The author makes an interesting point, without calling it out as such: independent board members who are not afraid of “information symmetry” have an ability to challenge established thinking and the views held by those with far more experience in the business. Fresh perspectives can bring fresh thinking and the breaking down of long-held bias. However, this means that the know-it-all executive has to change and be prepared to at least listen to new ideas.
I am encouraged by George’s observation that board performance has improved, “with a new generation of CEOs sharing with boards more openly, listening to them more closely, and working to achieve a healthier balance of power with independent directors”.
The article mentions the need for “good chemistry”, but doesn’t call an acid an acid (or a spade a spade). George recalls how an independent director challenged the CEO in the board meeting while the other directors sat silent. But when they moved to executive session, they suddenly were able to speak and voice their agreement. This is poor performance, whatever your views are on chemistry.
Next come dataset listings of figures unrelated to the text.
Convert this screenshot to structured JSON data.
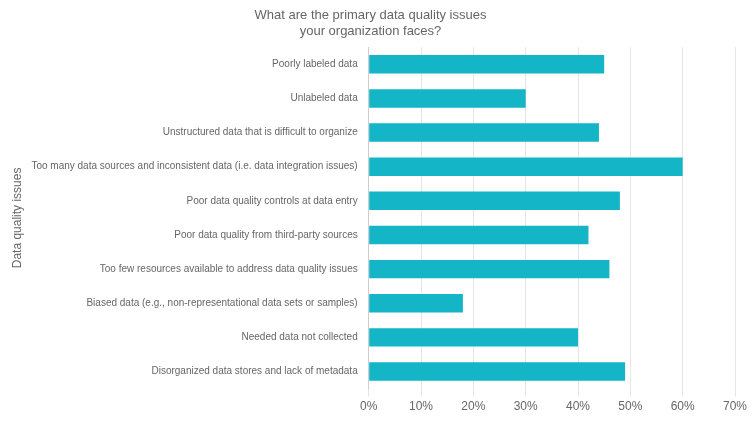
{
  "chart_data": {
    "type": "bar",
    "orientation": "horizontal",
    "title": "What are the primary data quality issues\nyour organization faces?",
    "ylabel": "Data quality issues",
    "categories": [
      "Disorganized data stores and lack of metadata",
      "Needed data not collected",
      "Biased data (e.g., non-representational data sets or samples)",
      "Too few resources available to address data quality issues",
      "Poor data quality from third-party sources",
      "Poor data quality controls at data entry",
      "Too many data sources and inconsistent data (i.e. data integration issues)",
      "Unstructured data that is difficult to organize",
      "Unlabeled data",
      "Poorly labeled data"
    ],
    "values": [
      49,
      40,
      18,
      46,
      42,
      48,
      60,
      44,
      30,
      45
    ],
    "color": "#13B5C7",
    "xlim": [
      0,
      70
    ],
    "xticks": [
      {
        "value": 0,
        "label": "0%"
      },
      {
        "value": 10,
        "label": "10%"
      },
      {
        "value": 20,
        "label": "20%"
      },
      {
        "value": 30,
        "label": "30%"
      },
      {
        "value": 40,
        "label": "40%"
      },
      {
        "value": 50,
        "label": "50%"
      },
      {
        "value": 60,
        "label": "60%"
      },
      {
        "value": 70,
        "label": "70%"
      }
    ],
    "grid": true
  }
}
A board member who is silent in front of the CEO and only able to speak when he is not present is a poor performer. It is essential that every director be prepared and willing to speak out, even when alone in his views. Directors who don’t are only qualified to carry the CEO’s rubber stamp.
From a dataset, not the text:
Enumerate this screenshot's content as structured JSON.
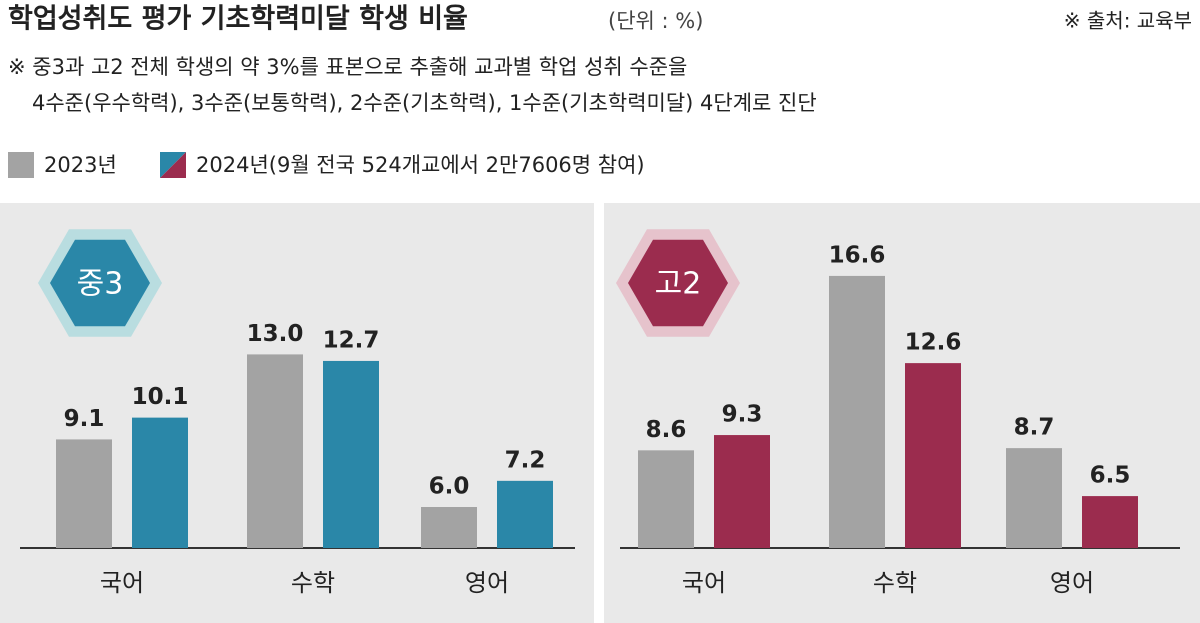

The author does call a spade a spade when he talks about the need for real succession planning. The board simply cannot afford to defer to a CEO that does not support or even obstructs such a process. I suspect that when a CEO is unwilling to consider succession planning he is probably a poor developer of executive talent; I would worry about what would happen if he were to leave.
George shares his views on whether combining the role of CEO and board chair is a good or a bad thing. He seems to come down on the side of combining and I will let you decide whether he is convincing.
In his concluding Reflections section, George makes some useful suggestions. I like this, from the middle of the second bullet.
[Everybody that works with or on the board should demonstrate] “high-level listening skills, the ability to see situations from the other person’s perspective, and the wisdom to understand the basis for the different points of view”.
I welcome your views and perspectives.